By Kieran Hartley, election candidate and businessman

A total of 530 utility-scale solar photo-voltaic (USSPV) or ‘commercial solar’ farms have sought connections to the Irish grid – up to the start of this year. This amounts to 5,215MW and would cover almost 26,000ac.

However, there are issues that Irish farmers should be aware of when contemplating solar energy. For example, how are CAP subsidies and BPS (Basic Payment Scheme) payments affected?

For starters, any agricultural land switched to USSPV will not be eligible for a BPS claim for the duration of the ‘solar’ contract. Backing up this assertion, the Minister for Agriculture, Michael Creed, has stated: “While cases involving solar panels will be examined on an individual basis, the area covered by the solar panels will be deemed ineligible for the purposes of claiming BPS, in line with advice from the EU Commission”.

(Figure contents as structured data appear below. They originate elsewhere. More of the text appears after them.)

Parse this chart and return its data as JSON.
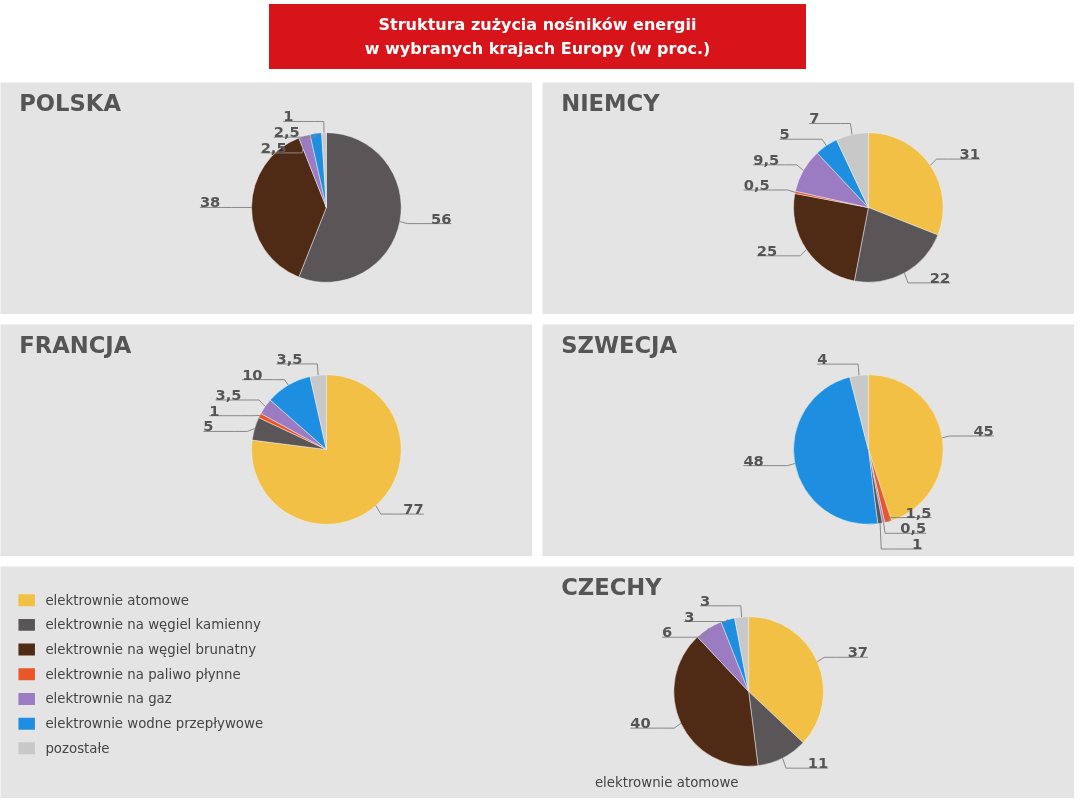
{
  "chart_data": [
    {
      "type": "other",
      "title": "Struktura zużycia nośników energii\nw wybranych krajach Europy (w proc.)"
    },
    {
      "type": "pie",
      "title": "POLSKA",
      "categories": [
        null,
        null,
        null,
        null,
        null,
        null,
        null
      ],
      "values": [
        0,
        56,
        38,
        0,
        2.5,
        2.5,
        1
      ],
      "colors": [
        "#f2c044",
        "#5a5556",
        "#4f2a15",
        "#e8562a",
        "#9b7bc2",
        "#1e8fe0",
        "#c8c8c8"
      ],
      "value_labels": [
        null,
        "56",
        "38",
        null,
        "2,5",
        "2,5",
        "1"
      ]
    },
    {
      "type": "pie",
      "title": "NIEMCY",
      "categories": [
        null,
        null,
        null,
        null,
        null,
        null,
        null
      ],
      "values": [
        31,
        22,
        25,
        0.5,
        9.5,
        5,
        7
      ],
      "colors": [
        "#f2c044",
        "#5a5556",
        "#4f2a15",
        "#e8562a",
        "#9b7bc2",
        "#1e8fe0",
        "#c8c8c8"
      ],
      "value_labels": [
        "31",
        "22",
        "25",
        "0,5",
        "9,5",
        "5",
        "7"
      ]
    },
    {
      "type": "pie",
      "title": "FRANCJA",
      "categories": [
        null,
        null,
        null,
        null,
        null,
        null,
        null
      ],
      "values": [
        77,
        5,
        0,
        1,
        3.5,
        10,
        3.5
      ],
      "colors": [
        "#f2c044",
        "#5a5556",
        "#4f2a15",
        "#e8562a",
        "#9b7bc2",
        "#1e8fe0",
        "#c8c8c8"
      ],
      "value_labels": [
        "77",
        "5",
        null,
        "1",
        "3,5",
        "10",
        "3,5"
      ]
    },
    {
      "type": "pie",
      "title": "SZWECJA",
      "categories": [
        null,
        null,
        null,
        null,
        null,
        null
      ],
      "values": [
        45,
        1.5,
        0.5,
        1,
        48,
        4
      ],
      "colors": [
        "#f2c044",
        "#e8562a",
        "#9b7bc2",
        "#5a5556",
        "#1e8fe0",
        "#c8c8c8"
      ],
      "value_labels": [
        "45",
        "1,5",
        "0,5",
        "1",
        "48",
        "4"
      ]
    },
    {
      "type": "pie",
      "title": "CZECHY",
      "categories": [
        "elektrownie atomowe",
        "elektrownie na węgiel kamienny",
        "elektrownie na węgiel brunatny",
        "elektrownie na paliwo płynne",
        "elektrownie na gaz",
        "elektrownie wodne przepływowe",
        "pozostałe"
      ],
      "values": [
        37,
        11,
        40,
        0,
        6,
        3,
        3
      ],
      "colors": [
        "#f2c044",
        "#5a5556",
        "#4f2a15",
        "#e8562a",
        "#9b7bc2",
        "#1e8fe0",
        "#c8c8c8"
      ],
      "value_labels": [
        "37",
        "11",
        "40",
        null,
        "6",
        "3",
        "3"
      ],
      "legend": "left",
      "annotations": [
        "elektrownie atomowe"
      ]
    }
  ]
}
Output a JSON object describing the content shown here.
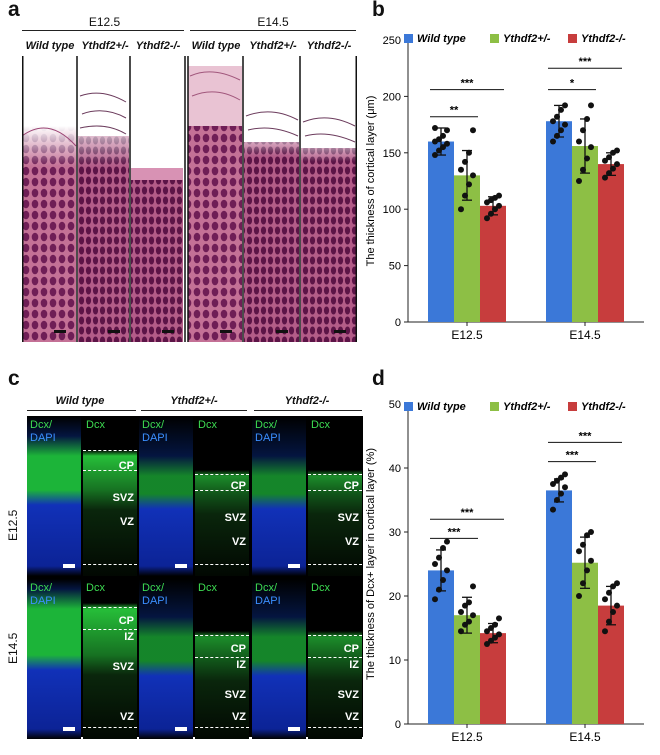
{
  "panels": {
    "a": {
      "letter": "a",
      "groups": [
        "E12.5",
        "E14.5"
      ],
      "columns": [
        "Wild type",
        "Ythdf2+/-",
        "Ythdf2-/-",
        "Wild type",
        "Ythdf2+/-",
        "Ythdf2-/-"
      ]
    },
    "b": {
      "letter": "b"
    },
    "c": {
      "letter": "c",
      "genotypes": [
        "Wild type",
        "Ythdf2+/-",
        "Ythdf2-/-"
      ],
      "stages": [
        "E12.5",
        "E14.5"
      ],
      "stain_merge_1": "Dcx/",
      "stain_merge_2": "DAPI",
      "stain_single": "Dcx",
      "zones_e125": [
        "CP",
        "SVZ",
        "VZ"
      ],
      "zones_e145": [
        "CP",
        "IZ",
        "SVZ",
        "VZ"
      ]
    },
    "d": {
      "letter": "d"
    }
  },
  "chart_data": [
    {
      "type": "bar",
      "ylabel": "The thickness of cortical layer (μm)",
      "ylim": [
        0,
        250
      ],
      "yticks": [
        0,
        50,
        100,
        150,
        200,
        250
      ],
      "categories": [
        "E12.5",
        "E14.5"
      ],
      "series": [
        {
          "name": "Wild type",
          "color": "#3b78d8",
          "values": [
            160,
            178
          ],
          "errors": [
            12,
            14
          ],
          "points": [
            [
              148,
              152,
              155,
              158,
              160,
              162,
              165,
              170,
              172
            ],
            [
              160,
              165,
              170,
              175,
              178,
              182,
              188,
              192
            ]
          ]
        },
        {
          "name": "Ythdf2+/-",
          "color": "#8dbf45",
          "values": [
            130,
            156
          ],
          "errors": [
            22,
            24
          ],
          "points": [
            [
              100,
              112,
              122,
              130,
              135,
              142,
              150,
              170
            ],
            [
              125,
              135,
              145,
              155,
              160,
              170,
              180,
              192
            ]
          ]
        },
        {
          "name": "Ythdf2-/-",
          "color": "#c73d3d",
          "values": [
            103,
            140
          ],
          "errors": [
            8,
            10
          ],
          "points": [
            [
              92,
              96,
              100,
              103,
              106,
              108,
              110,
              112
            ],
            [
              128,
              132,
              136,
              140,
              143,
              146,
              150,
              152
            ]
          ]
        }
      ],
      "significance": [
        {
          "category": "E12.5",
          "pair": [
            "Wild type",
            "Ythdf2+/-"
          ],
          "label": "**",
          "y": 182
        },
        {
          "category": "E12.5",
          "pair": [
            "Wild type",
            "Ythdf2-/-"
          ],
          "label": "***",
          "y": 206
        },
        {
          "category": "E14.5",
          "pair": [
            "Wild type",
            "Ythdf2+/-"
          ],
          "label": "*",
          "y": 206
        },
        {
          "category": "E14.5",
          "pair": [
            "Wild type",
            "Ythdf2-/-"
          ],
          "label": "***",
          "y": 225
        }
      ],
      "legend": "top"
    },
    {
      "type": "bar",
      "ylabel": "The thickness of Dcx+ layer in cortical layer (%)",
      "ylim": [
        0,
        50
      ],
      "yticks": [
        0,
        10,
        20,
        30,
        40,
        50
      ],
      "categories": [
        "E12.5",
        "E14.5"
      ],
      "series": [
        {
          "name": "Wild type",
          "color": "#3b78d8",
          "values": [
            24,
            36.5
          ],
          "errors": [
            3.2,
            1.8
          ],
          "points": [
            [
              19.5,
              21,
              22.5,
              24,
              25,
              26,
              27.5,
              28.5
            ],
            [
              33.5,
              35,
              36,
              37,
              37.5,
              38,
              38.5,
              39
            ]
          ]
        },
        {
          "name": "Ythdf2+/-",
          "color": "#8dbf45",
          "values": [
            17,
            25.2
          ],
          "errors": [
            2.8,
            4
          ],
          "points": [
            [
              14.5,
              15.5,
              16,
              17,
              17.5,
              18.5,
              19,
              21.5
            ],
            [
              20,
              22,
              24,
              25.5,
              27,
              28,
              29.5,
              30
            ]
          ]
        },
        {
          "name": "Ythdf2-/-",
          "color": "#c73d3d",
          "values": [
            14.2,
            18.5
          ],
          "errors": [
            1.5,
            3
          ],
          "points": [
            [
              12.5,
              13,
              13.5,
              14,
              14.5,
              15,
              15.5,
              16.5
            ],
            [
              14.5,
              16,
              17.5,
              18.5,
              19.5,
              20.5,
              21.5,
              22
            ]
          ]
        }
      ],
      "significance": [
        {
          "category": "E12.5",
          "pair": [
            "Wild type",
            "Ythdf2+/-"
          ],
          "label": "***",
          "y": 29
        },
        {
          "category": "E12.5",
          "pair": [
            "Wild type",
            "Ythdf2-/-"
          ],
          "label": "***",
          "y": 32
        },
        {
          "category": "E14.5",
          "pair": [
            "Wild type",
            "Ythdf2+/-"
          ],
          "label": "***",
          "y": 41
        },
        {
          "category": "E14.5",
          "pair": [
            "Wild type",
            "Ythdf2-/-"
          ],
          "label": "***",
          "y": 44
        }
      ],
      "legend": "top"
    }
  ]
}
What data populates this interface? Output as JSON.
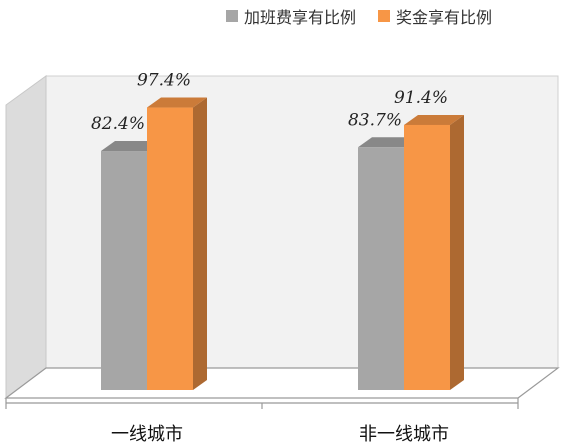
{
  "chart_data": {
    "type": "bar",
    "categories": [
      "一线城市",
      "非一线城市"
    ],
    "series": [
      {
        "name": "加班费享有比例",
        "values": [
          82.4,
          83.7
        ],
        "color": "#a6a6a6"
      },
      {
        "name": "奖金享有比例",
        "values": [
          97.4,
          91.4
        ],
        "color": "#f79646"
      }
    ],
    "value_labels": [
      [
        "82.4%",
        "83.7%"
      ],
      [
        "97.4%",
        "91.4%"
      ]
    ],
    "xlabel": "",
    "ylabel": "",
    "legend_position": "top-right",
    "grid": false,
    "style": "3d-column"
  }
}
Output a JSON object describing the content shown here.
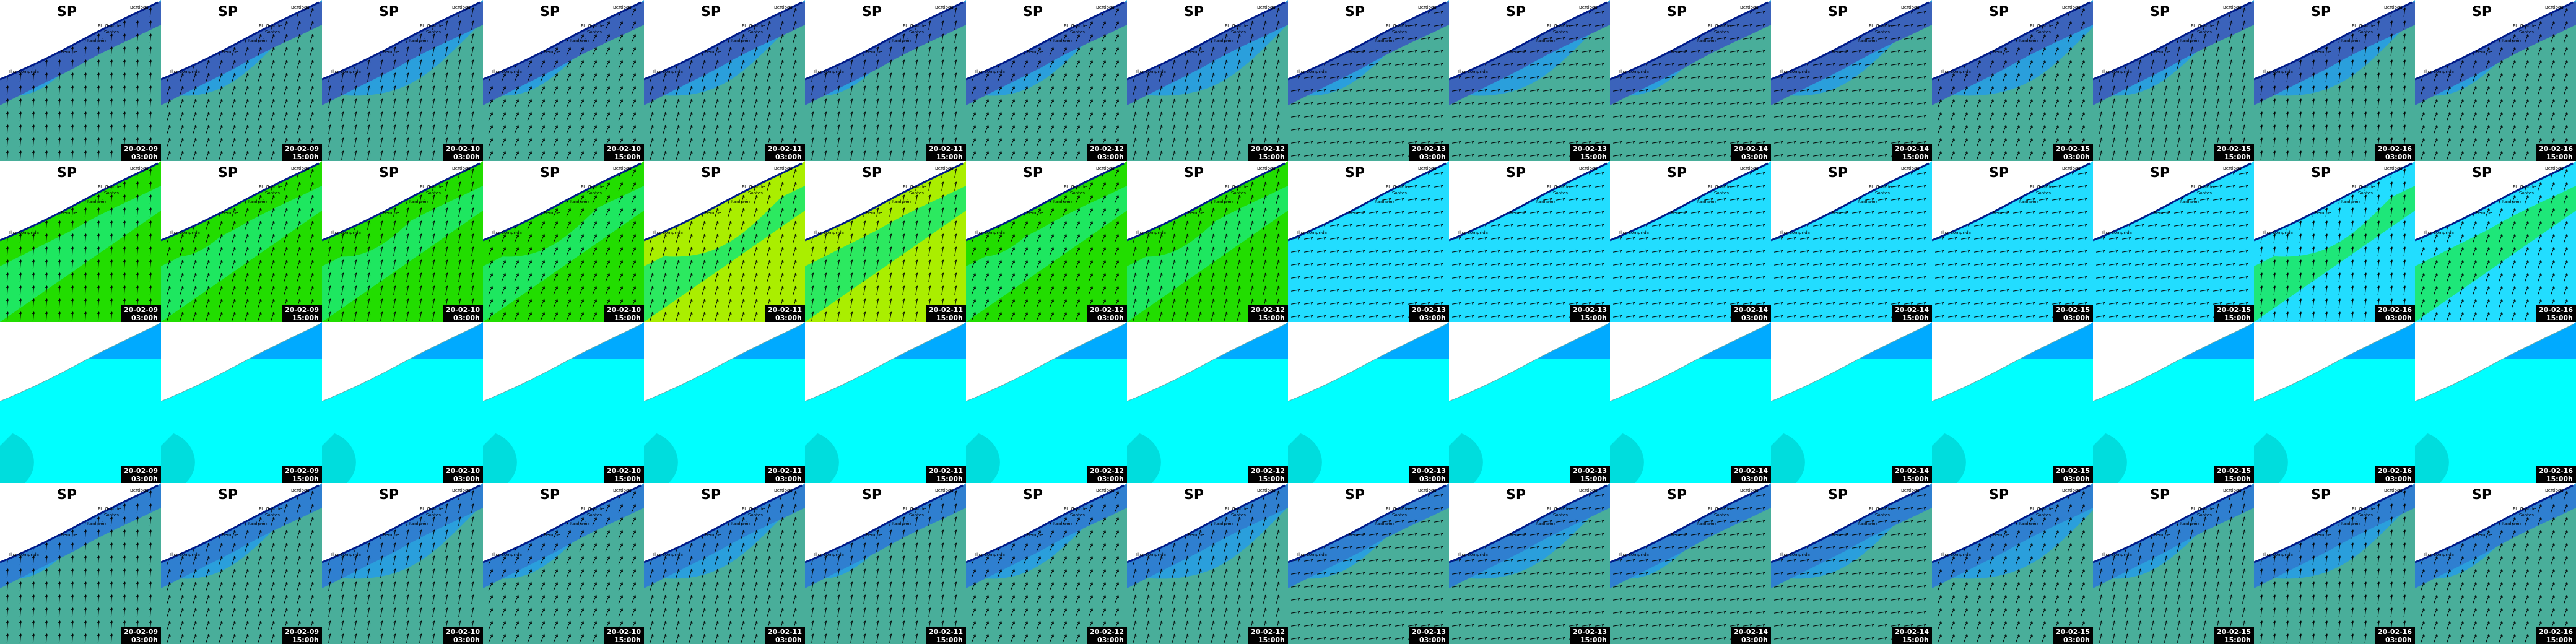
{
  "region_label": "SP",
  "places": [
    "Bertioga",
    "Pt. Grande",
    "Santos",
    "Itanhaém",
    "Peruíbe",
    "Ilha Comprida"
  ],
  "columns": [
    {
      "date": "20-02-09",
      "time": "03:00h"
    },
    {
      "date": "20-02-09",
      "time": "15:00h"
    },
    {
      "date": "20-02-10",
      "time": "03:00h"
    },
    {
      "date": "20-02-10",
      "time": "15:00h"
    },
    {
      "date": "20-02-11",
      "time": "03:00h"
    },
    {
      "date": "20-02-11",
      "time": "15:00h"
    },
    {
      "date": "20-02-12",
      "time": "03:00h"
    },
    {
      "date": "20-02-12",
      "time": "15:00h"
    },
    {
      "date": "20-02-13",
      "time": "03:00h"
    },
    {
      "date": "20-02-13",
      "time": "15:00h"
    },
    {
      "date": "20-02-14",
      "time": "03:00h"
    },
    {
      "date": "20-02-14",
      "time": "15:00h"
    },
    {
      "date": "20-02-15",
      "time": "03:00h"
    },
    {
      "date": "20-02-15",
      "time": "15:00h"
    },
    {
      "date": "20-02-16",
      "time": "03:00h"
    },
    {
      "date": "20-02-16",
      "time": "15:00h"
    }
  ]
}
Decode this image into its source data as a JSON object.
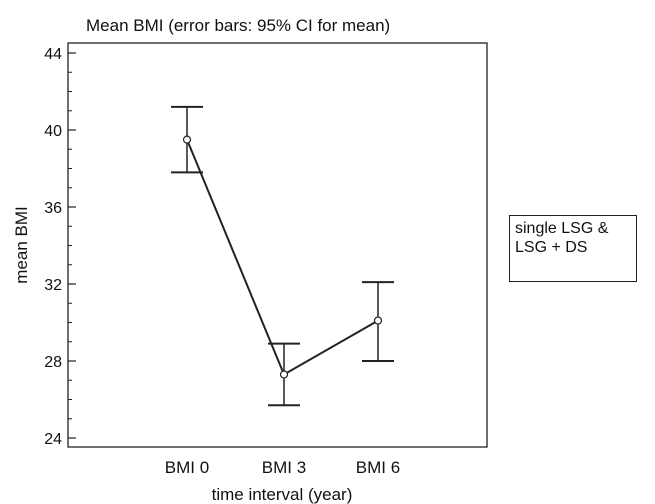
{
  "chart_data": {
    "type": "line",
    "title": "Mean BMI  (error bars: 95% CI for mean)",
    "xlabel": "time interval  (year)",
    "ylabel": "mean BMI",
    "categories": [
      "BMI 0",
      "BMI 3",
      "BMI 6"
    ],
    "ylim": [
      24,
      44
    ],
    "yticks": [
      24,
      28,
      32,
      36,
      40,
      44
    ],
    "ytick_labels": [
      "24",
      "28",
      "32",
      "36",
      "40",
      "44"
    ],
    "series": [
      {
        "name": "single LSG & LSG + DS",
        "values": [
          39.5,
          27.3,
          30.1
        ],
        "ci_lower": [
          37.8,
          25.7,
          28.0
        ],
        "ci_upper": [
          41.2,
          28.9,
          32.1
        ]
      }
    ],
    "grid": false,
    "legend_position": "right",
    "legend_lines": [
      "single LSG &",
      "LSG + DS"
    ]
  }
}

Farmers should check the availability and cost of land, onto which they might wish to transfer entitlements for the duration of a USSPV project. Otherwise, they may be rescinding BPS entitlements in perpetuity – on land destined for a commercial solar farm.

An additional caveat is that farmland should be owned/leased and, also, used and managed by the BPS applicant to qualify for scheme payments. If land is owned by the farmer but leased to a solar developer for a commercial solar farm, then all of the leased land may be ineligible – beyond the specific areas on which the panels have an actual footprint on the ground.

Farm transfer and succession planning is another key consideration. Section 89 of the Capital Acquisitions Tax (CAT) Consolidation Act 2003 provides for ‘agricultural relief’. This takes the form of a 90% reduction in the taxable market value of a gifted or inherited agricultural property. To avail of this, the agricultural holding must comprise at least 80% (by the prevailing gross market value) of the beneficiary’s total property.

The Minister for Finance, replying to a parliamentary question from James Browne TD said: “The Revenue Commissioners take the view that land on which solar panels are installed is not agricultural property – for the purpose of establishing whether or not a beneficiary satisfies this 80% test”.

A condition for agricultural relief that applies to gifts and inheritances taken on or after January 1, 2015 is that a beneficiary must actually farm the land – for a period of at least six years after taking the gift or inheritance. Would the ‘ability’ to farm the land be affected if solar panels were installed during this six-year period?

Farmers should also bear in mind that a valid grid connection application, linked via a USSPV option/lease to their farmland, may become a ‘trade-able’ item – exercise-able at the discretion of the developer.

A farmer should be cognisant of exposing his or her holding to commercial strangers. A contract quid-pro-quo should accommodate moving a USSPV option or contract to a competing developer – in the event of the original developer sitting on its hands, going broke or exiting the State.

A farmer should exercise caution before signing a contract that allows a developer to exercise optional control – in perpetuity, even to successors – over his or her land, before putting pen to paper.

In any case, a USSPV Renewable Energy Feed in Tariff (REFiT), or subsidy, is unlikely to be in place until late this year or early 2018. Moreover, the Minister has indicated that this will be limited. Many of the pending 530 USSPV applications might come to little or nothing.

Solar will undoubtedly be of benefit to Ireland in its future energy mix. There will be farms on which USSPV projects will sit perfectly – those adjacent to an existing substation; with a southerly aspect; on marginal land; with a low or non-existent BPS claim; or with no succession concerns.

Family farmers should take the best legal and tax advice possible – to ensure that they are fully aware of what they are actually signing up to.